Build skills and education
Employing and retaining the right skills is important to all areas of a business, but it is vital to success in ML investments. A quarter of UK business leaders cite a lack of employee skills for the failure of their ML initiatives, so it is critical to have both widespread understanding of data and specific skills in data science and relevant programming within an organisation.
In fact, according to LinkedIn’s 2019 annual skills report released earlier this year, the second most in-demand technical skills are artificial intelligence and machine learning. As AI and ML technologies become increasingly important for all industries, business leaders must recognise the importance of the employees who implement and maintain these systems.

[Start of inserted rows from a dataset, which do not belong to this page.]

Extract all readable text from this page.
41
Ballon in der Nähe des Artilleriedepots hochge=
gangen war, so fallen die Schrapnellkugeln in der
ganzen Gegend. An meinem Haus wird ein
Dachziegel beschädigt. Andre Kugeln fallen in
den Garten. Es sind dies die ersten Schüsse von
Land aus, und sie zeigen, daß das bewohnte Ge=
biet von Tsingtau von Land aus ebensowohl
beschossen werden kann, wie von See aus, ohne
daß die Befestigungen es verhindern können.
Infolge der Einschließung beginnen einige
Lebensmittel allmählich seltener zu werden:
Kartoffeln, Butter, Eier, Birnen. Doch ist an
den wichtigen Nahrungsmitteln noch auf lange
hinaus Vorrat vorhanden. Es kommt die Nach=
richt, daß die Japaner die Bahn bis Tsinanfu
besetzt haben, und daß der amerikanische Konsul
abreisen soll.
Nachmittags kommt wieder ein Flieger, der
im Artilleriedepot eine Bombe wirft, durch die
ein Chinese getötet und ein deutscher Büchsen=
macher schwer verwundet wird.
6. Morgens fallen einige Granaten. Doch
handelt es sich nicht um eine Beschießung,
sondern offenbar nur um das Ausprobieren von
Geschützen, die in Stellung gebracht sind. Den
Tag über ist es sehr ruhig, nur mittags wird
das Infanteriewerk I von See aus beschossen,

There is no sure-fire way to guarantee the success of an ML or AI operation, but organisations can safeguard their investment by ensuring they properly understand the capabilities of machine learning, form a strategy with demonstrable value for the C-Suite and build the data infrastructure and skill base to make it possible. As machine learning is applied to richer data sets and real time data feeds, I hope to see organisations become more efficient and more innovative in providing better service to the people they serve.